In spite of the harrowing, scenes of child rape and abuse, there were many wonderful parallels and I would think, tributes to some of the great black women writers of our time: Nella Larsen, on "Ruby's" themes of passing; Toni Morrison, and Zora Neale Hurston.
Ruby Bell is a woman marred by constant victimization and tragedy. Her mother was a victim of sexual assault. Her mixed race aunt, who could indeed pass as white, is murdered by the KKK. As an an orphan, she's sold to a sinister madam, Miss Barbara.
Beginning at six years old, Ruby is constantly raped and used as a receptacle. Not only is she used sexually as a means of horrible men to live out their barbaric fantasies on her, but she's beautiful enough for them to fuck their fantasies to their privates’ content.
Ruby is a victim, but she also develops a mechanism for survival which leads her to New York in search of her mother.

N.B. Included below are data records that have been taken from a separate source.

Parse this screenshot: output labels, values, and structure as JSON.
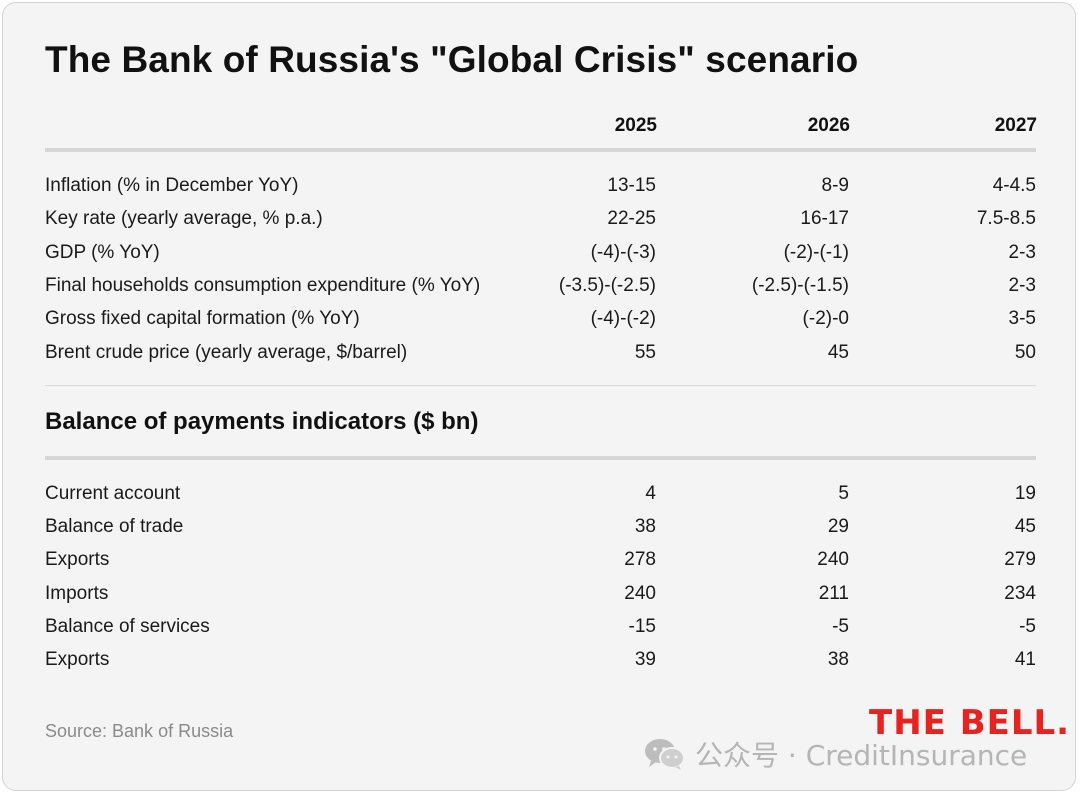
{
  "title": "The Bank of Russia's \"Global Crisis\" scenario",
  "years": [
    "2025",
    "2026",
    "2027"
  ],
  "scenario_rows": [
    {
      "label": "Inflation (% in December YoY)",
      "values": [
        "13-15",
        "8-9",
        "4-4.5"
      ]
    },
    {
      "label": "Key rate (yearly average, % p.a.)",
      "values": [
        "22-25",
        "16-17",
        "7.5-8.5"
      ]
    },
    {
      "label": "GDP (% YoY)",
      "values": [
        "(-4)-(-3)",
        "(-2)-(-1)",
        "2-3"
      ]
    },
    {
      "label": "Final households consumption expenditure (% YoY)",
      "values": [
        "(-3.5)-(-2.5)",
        "(-2.5)-(-1.5)",
        "2-3"
      ]
    },
    {
      "label": "Gross fixed capital formation (% YoY)",
      "values": [
        "(-4)-(-2)",
        "(-2)-0",
        "3-5"
      ]
    },
    {
      "label": "Brent crude price (yearly average, $/barrel)",
      "values": [
        "55",
        "45",
        "50"
      ]
    }
  ],
  "bop_title": "Balance of payments indicators ($ bn)",
  "bop_rows": [
    {
      "label": "Current account",
      "values": [
        "4",
        "5",
        "19"
      ]
    },
    {
      "label": "Balance of trade",
      "values": [
        "38",
        "29",
        "45"
      ]
    },
    {
      "label": "Exports",
      "values": [
        "278",
        "240",
        "279"
      ]
    },
    {
      "label": "Imports",
      "values": [
        "240",
        "211",
        "234"
      ]
    },
    {
      "label": "Balance of services",
      "values": [
        "-15",
        "-5",
        "-5"
      ]
    },
    {
      "label": "Exports",
      "values": [
        "39",
        "38",
        "41"
      ]
    }
  ],
  "source": "Source: Bank of Russia",
  "brand": "THE BELL.",
  "watermark": {
    "icon": "wechat-icon",
    "text": "公众号 · CreditInsurance"
  },
  "colors": {
    "background": "#f4f4f4",
    "brand": "#e8231f",
    "source_text": "#8a8a8a",
    "watermark": "#b5b5b5"
  }
}
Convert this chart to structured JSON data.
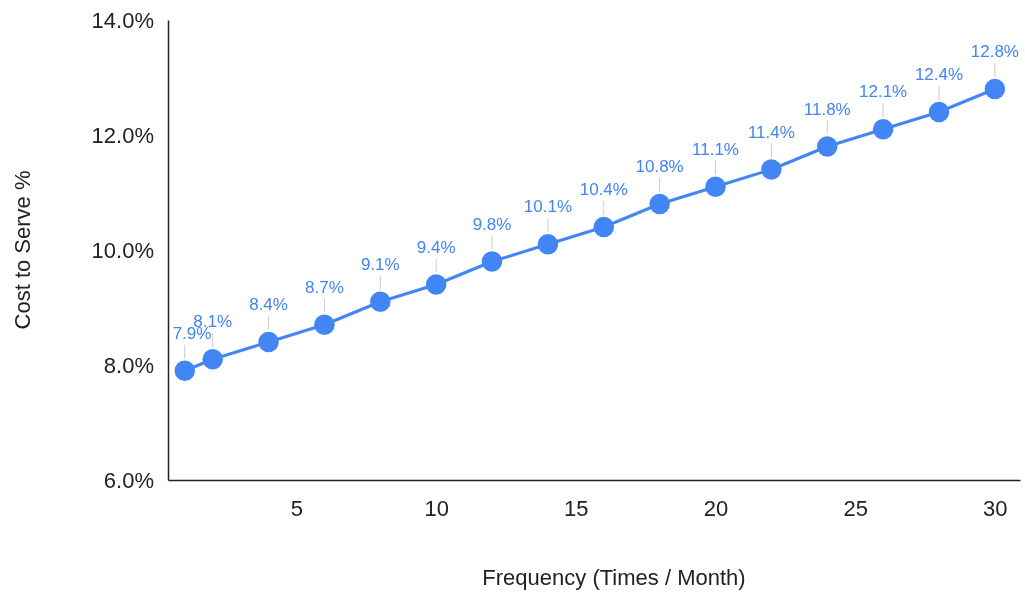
{
  "chart_data": {
    "type": "line",
    "xlabel": "Frequency (Times / Month)",
    "ylabel": "Cost to Serve %",
    "x": [
      1,
      2,
      4,
      6,
      8,
      10,
      12,
      14,
      16,
      18,
      20,
      22,
      24,
      26,
      28,
      30
    ],
    "series": [
      {
        "color": "#4285f4",
        "values": [
          7.9,
          8.1,
          8.4,
          8.7,
          9.1,
          9.4,
          9.8,
          10.1,
          10.4,
          10.8,
          11.1,
          11.4,
          11.8,
          12.1,
          12.4,
          12.8
        ],
        "value_labels": [
          "7.9%",
          "8.1%",
          "8.4%",
          "8.7%",
          "9.1%",
          "9.4%",
          "9.8%",
          "10.1%",
          "10.4%",
          "10.8%",
          "11.1%",
          "11.4%",
          "11.8%",
          "12.1%",
          "12.4%",
          "12.8%"
        ]
      }
    ],
    "xlim": [
      0.4,
      30.9
    ],
    "xticks": [
      5,
      10,
      15,
      20,
      25,
      30
    ],
    "ylim": [
      6,
      14
    ],
    "yticks": [
      {
        "value": 6,
        "label": "6.0%"
      },
      {
        "value": 8,
        "label": "8.0%"
      },
      {
        "value": 10,
        "label": "10.0%"
      },
      {
        "value": 12,
        "label": "12.0%"
      },
      {
        "value": 14,
        "label": "14.0%"
      }
    ],
    "grid": false,
    "marker": "circle",
    "line_style": "solid"
  }
}
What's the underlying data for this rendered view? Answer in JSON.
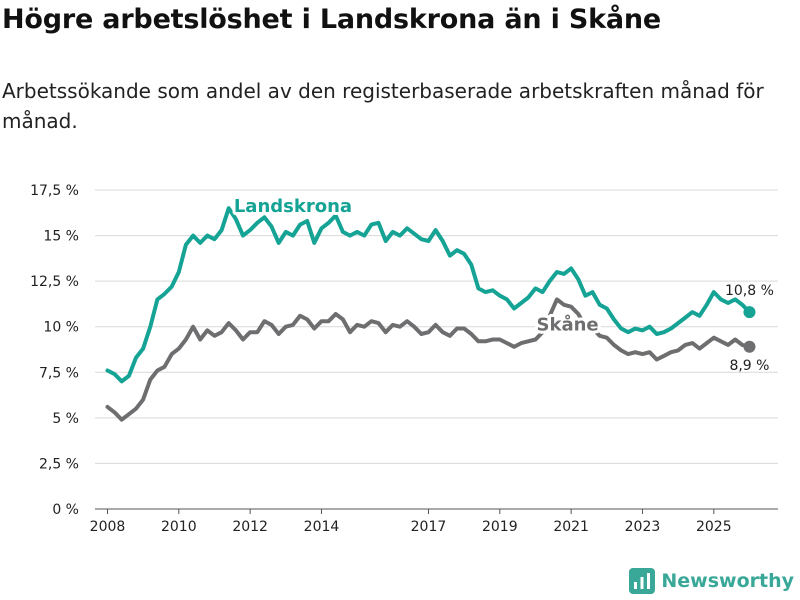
{
  "title": "Högre arbetslöshet i Landskrona än i Skåne",
  "subtitle": "Arbetssökande som andel av den registerbaserade arbetskraften månad för månad.",
  "brand": "Newsworthy",
  "colors": {
    "landskrona": "#14a394",
    "skane": "#6e6e70",
    "grid": "#d9d9d9"
  },
  "chart_data": {
    "type": "line",
    "xlabel": "",
    "ylabel": "",
    "xlim": [
      2007.65,
      2026.8
    ],
    "ylim": [
      0,
      17.5
    ],
    "grid": true,
    "y_ticks": [
      {
        "value": 0,
        "label": "0 %"
      },
      {
        "value": 2.5,
        "label": "2,5 %"
      },
      {
        "value": 5,
        "label": "5 %"
      },
      {
        "value": 7.5,
        "label": "7,5 %"
      },
      {
        "value": 10,
        "label": "10 %"
      },
      {
        "value": 12.5,
        "label": "12,5 %"
      },
      {
        "value": 15,
        "label": "15 %"
      },
      {
        "value": 17.5,
        "label": "17,5 %"
      }
    ],
    "x_ticks": [
      {
        "value": 2008,
        "label": "2008"
      },
      {
        "value": 2010,
        "label": "2010"
      },
      {
        "value": 2012,
        "label": "2012"
      },
      {
        "value": 2014,
        "label": "2014"
      },
      {
        "value": 2017,
        "label": "2017"
      },
      {
        "value": 2019,
        "label": "2019"
      },
      {
        "value": 2021,
        "label": "2021"
      },
      {
        "value": 2023,
        "label": "2023"
      },
      {
        "value": 2025,
        "label": "2025"
      }
    ],
    "series": [
      {
        "name": "Landskrona",
        "label": "Landskrona",
        "label_at": {
          "x": 2013.2,
          "y": 16.3
        },
        "end_label": "10,8 %",
        "points": [
          [
            2008.0,
            7.6
          ],
          [
            2008.2,
            7.4
          ],
          [
            2008.4,
            7.0
          ],
          [
            2008.6,
            7.3
          ],
          [
            2008.8,
            8.3
          ],
          [
            2009.0,
            8.8
          ],
          [
            2009.2,
            10.0
          ],
          [
            2009.4,
            11.5
          ],
          [
            2009.6,
            11.8
          ],
          [
            2009.8,
            12.2
          ],
          [
            2010.0,
            13.0
          ],
          [
            2010.2,
            14.5
          ],
          [
            2010.4,
            15.0
          ],
          [
            2010.6,
            14.6
          ],
          [
            2010.8,
            15.0
          ],
          [
            2011.0,
            14.8
          ],
          [
            2011.2,
            15.3
          ],
          [
            2011.4,
            16.5
          ],
          [
            2011.6,
            15.9
          ],
          [
            2011.8,
            15.0
          ],
          [
            2012.0,
            15.3
          ],
          [
            2012.2,
            15.7
          ],
          [
            2012.4,
            16.0
          ],
          [
            2012.6,
            15.5
          ],
          [
            2012.8,
            14.6
          ],
          [
            2013.0,
            15.2
          ],
          [
            2013.2,
            15.0
          ],
          [
            2013.4,
            15.6
          ],
          [
            2013.6,
            15.8
          ],
          [
            2013.8,
            14.6
          ],
          [
            2014.0,
            15.4
          ],
          [
            2014.2,
            15.7
          ],
          [
            2014.4,
            16.1
          ],
          [
            2014.6,
            15.2
          ],
          [
            2014.8,
            15.0
          ],
          [
            2015.0,
            15.2
          ],
          [
            2015.2,
            15.0
          ],
          [
            2015.4,
            15.6
          ],
          [
            2015.6,
            15.7
          ],
          [
            2015.8,
            14.7
          ],
          [
            2016.0,
            15.2
          ],
          [
            2016.2,
            15.0
          ],
          [
            2016.4,
            15.4
          ],
          [
            2016.6,
            15.1
          ],
          [
            2016.8,
            14.8
          ],
          [
            2017.0,
            14.7
          ],
          [
            2017.2,
            15.3
          ],
          [
            2017.4,
            14.7
          ],
          [
            2017.6,
            13.9
          ],
          [
            2017.8,
            14.2
          ],
          [
            2018.0,
            14.0
          ],
          [
            2018.2,
            13.4
          ],
          [
            2018.4,
            12.1
          ],
          [
            2018.6,
            11.9
          ],
          [
            2018.8,
            12.0
          ],
          [
            2019.0,
            11.7
          ],
          [
            2019.2,
            11.5
          ],
          [
            2019.4,
            11.0
          ],
          [
            2019.6,
            11.3
          ],
          [
            2019.8,
            11.6
          ],
          [
            2020.0,
            12.1
          ],
          [
            2020.2,
            11.9
          ],
          [
            2020.4,
            12.5
          ],
          [
            2020.6,
            13.0
          ],
          [
            2020.8,
            12.9
          ],
          [
            2021.0,
            13.2
          ],
          [
            2021.2,
            12.6
          ],
          [
            2021.4,
            11.7
          ],
          [
            2021.6,
            11.9
          ],
          [
            2021.8,
            11.2
          ],
          [
            2022.0,
            11.0
          ],
          [
            2022.2,
            10.4
          ],
          [
            2022.4,
            9.9
          ],
          [
            2022.6,
            9.7
          ],
          [
            2022.8,
            9.9
          ],
          [
            2023.0,
            9.8
          ],
          [
            2023.2,
            10.0
          ],
          [
            2023.4,
            9.6
          ],
          [
            2023.6,
            9.7
          ],
          [
            2023.8,
            9.9
          ],
          [
            2024.0,
            10.2
          ],
          [
            2024.2,
            10.5
          ],
          [
            2024.4,
            10.8
          ],
          [
            2024.6,
            10.6
          ],
          [
            2024.8,
            11.2
          ],
          [
            2025.0,
            11.9
          ],
          [
            2025.2,
            11.5
          ],
          [
            2025.4,
            11.3
          ],
          [
            2025.6,
            11.5
          ],
          [
            2025.8,
            11.2
          ],
          [
            2026.0,
            10.8
          ]
        ]
      },
      {
        "name": "Skåne",
        "label": "Skåne",
        "label_at": {
          "x": 2020.9,
          "y": 9.8
        },
        "end_label": "8,9 %",
        "points": [
          [
            2008.0,
            5.6
          ],
          [
            2008.2,
            5.3
          ],
          [
            2008.4,
            4.9
          ],
          [
            2008.6,
            5.2
          ],
          [
            2008.8,
            5.5
          ],
          [
            2009.0,
            6.0
          ],
          [
            2009.2,
            7.1
          ],
          [
            2009.4,
            7.6
          ],
          [
            2009.6,
            7.8
          ],
          [
            2009.8,
            8.5
          ],
          [
            2010.0,
            8.8
          ],
          [
            2010.2,
            9.3
          ],
          [
            2010.4,
            10.0
          ],
          [
            2010.6,
            9.3
          ],
          [
            2010.8,
            9.8
          ],
          [
            2011.0,
            9.5
          ],
          [
            2011.2,
            9.7
          ],
          [
            2011.4,
            10.2
          ],
          [
            2011.6,
            9.8
          ],
          [
            2011.8,
            9.3
          ],
          [
            2012.0,
            9.7
          ],
          [
            2012.2,
            9.7
          ],
          [
            2012.4,
            10.3
          ],
          [
            2012.6,
            10.1
          ],
          [
            2012.8,
            9.6
          ],
          [
            2013.0,
            10.0
          ],
          [
            2013.2,
            10.1
          ],
          [
            2013.4,
            10.6
          ],
          [
            2013.6,
            10.4
          ],
          [
            2013.8,
            9.9
          ],
          [
            2014.0,
            10.3
          ],
          [
            2014.2,
            10.3
          ],
          [
            2014.4,
            10.7
          ],
          [
            2014.6,
            10.4
          ],
          [
            2014.8,
            9.7
          ],
          [
            2015.0,
            10.1
          ],
          [
            2015.2,
            10.0
          ],
          [
            2015.4,
            10.3
          ],
          [
            2015.6,
            10.2
          ],
          [
            2015.8,
            9.7
          ],
          [
            2016.0,
            10.1
          ],
          [
            2016.2,
            10.0
          ],
          [
            2016.4,
            10.3
          ],
          [
            2016.6,
            10.0
          ],
          [
            2016.8,
            9.6
          ],
          [
            2017.0,
            9.7
          ],
          [
            2017.2,
            10.1
          ],
          [
            2017.4,
            9.7
          ],
          [
            2017.6,
            9.5
          ],
          [
            2017.8,
            9.9
          ],
          [
            2018.0,
            9.9
          ],
          [
            2018.2,
            9.6
          ],
          [
            2018.4,
            9.2
          ],
          [
            2018.6,
            9.2
          ],
          [
            2018.8,
            9.3
          ],
          [
            2019.0,
            9.3
          ],
          [
            2019.2,
            9.1
          ],
          [
            2019.4,
            8.9
          ],
          [
            2019.6,
            9.1
          ],
          [
            2019.8,
            9.2
          ],
          [
            2020.0,
            9.3
          ],
          [
            2020.2,
            9.7
          ],
          [
            2020.4,
            10.6
          ],
          [
            2020.6,
            11.5
          ],
          [
            2020.8,
            11.2
          ],
          [
            2021.0,
            11.1
          ],
          [
            2021.2,
            10.7
          ],
          [
            2021.4,
            10.0
          ],
          [
            2021.6,
            9.9
          ],
          [
            2021.8,
            9.5
          ],
          [
            2022.0,
            9.4
          ],
          [
            2022.2,
            9.0
          ],
          [
            2022.4,
            8.7
          ],
          [
            2022.6,
            8.5
          ],
          [
            2022.8,
            8.6
          ],
          [
            2023.0,
            8.5
          ],
          [
            2023.2,
            8.6
          ],
          [
            2023.4,
            8.2
          ],
          [
            2023.6,
            8.4
          ],
          [
            2023.8,
            8.6
          ],
          [
            2024.0,
            8.7
          ],
          [
            2024.2,
            9.0
          ],
          [
            2024.4,
            9.1
          ],
          [
            2024.6,
            8.8
          ],
          [
            2024.8,
            9.1
          ],
          [
            2025.0,
            9.4
          ],
          [
            2025.2,
            9.2
          ],
          [
            2025.4,
            9.0
          ],
          [
            2025.6,
            9.3
          ],
          [
            2025.8,
            9.0
          ],
          [
            2026.0,
            8.9
          ]
        ]
      }
    ]
  }
}
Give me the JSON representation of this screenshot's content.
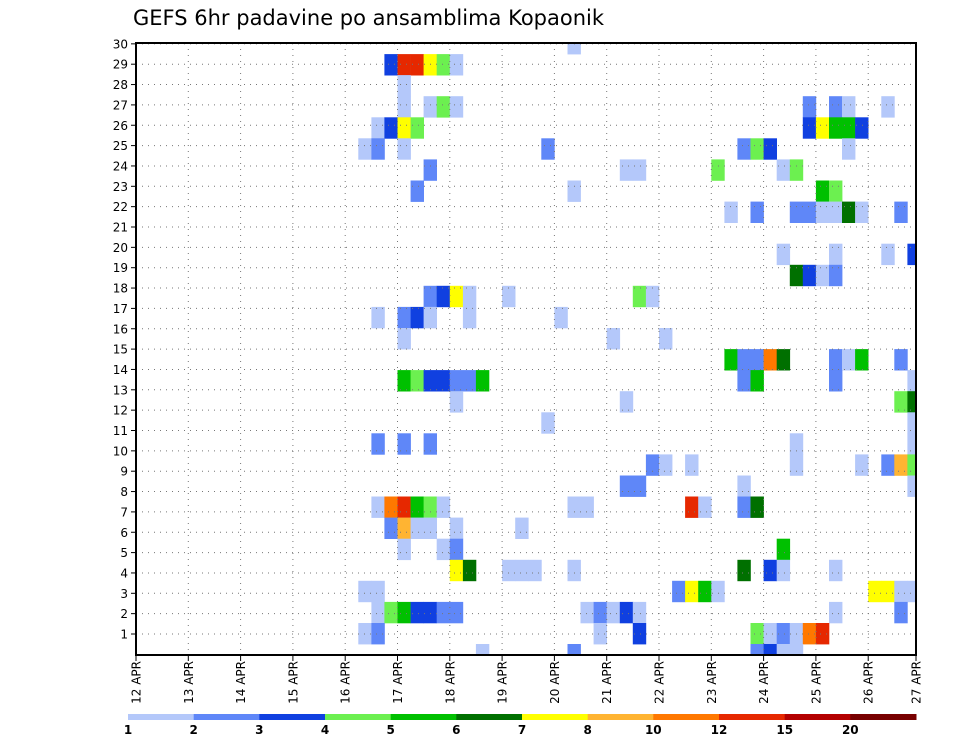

In New York, she grows into an androgynous young woman whom is raped by a closeted man, Hubert Malloy, who compares her to a boy with a vagina. She becomes a prostitute. She hobnobs with Ginsberg and Baldwin. She learns about the finer things in life, and returns to Liberty, Texas as a refined but scorned woman.
Ephraim's life is just as sorrowful. He is crippled and walks with a cane. His mother Otha dies in a mental institution, and his father, the evil Reverend Jennings is a rapist. He was one of Ruby's chief victimizers. At six, Reverend Jennings buys Ruby into sexual slavery.
Otha witnesses this act and leaves her insane. Ephraim's older sister Celia takes care of them both after Reverend Jennings' death. Though she knows her father is responsible for the abuse of their mother, and the defilement of little girls, Celia is unforgiving and believes that sexual assault victims are at fault for their actions, as well as her father.
She is Liberty's pillar of conservatism who actively leads a campaign for Ruby to be banished after she leaves and refuses to allow Ephraim to feel any happiness.
In addition, there are the sinister Chauncy and Percy Rankin brothers, who also rape and assault Ruby. Can Ruby ever find that superhuman strength to love and keep loving, when not many have ever shown her any decency?
I loved Ms. Bond's passages of love and redemption to be powerful evoking the spirit of resilience and survival. Her writing of imagery is lush, harrowing, and violent.
She often evokes images connected to nature- water, fire and of sex both as an act of need and love, and an act of violence tied to man's worst animalistic tendencies. However, the scenes where Ruby are raped especially as a six year old, is not for the faint of heart.
I had to put "Ruby" down a few times, because Ms. Bond does not spare the reader from reading what I saw as the unspeakable truth of abuse of what happens to young girls of color, then and now.
I even thought the rape scenes where Ruby is anally assaulted as a kid to be on par with ten year old Jude's repeated assaults from "A Little Life".
It is a universal truth that out there children are exploited sexually every day, but it takes a lot of guts to write it descriptively on paper.
"Ruby" is a beautiful, gory, violent book. It's unforgettable and does not bat a lash in the legacies of how sexual trauma on black women are tied going back to slavery and Jim Crow.
Paired texts: Sula and The Bluest Eye (Toni Morrison) Their Eyes Were Watching God (Hurston) Nella Larsen (Passing), Mama Day and The Women at Brewster Place (Gloria Naylor).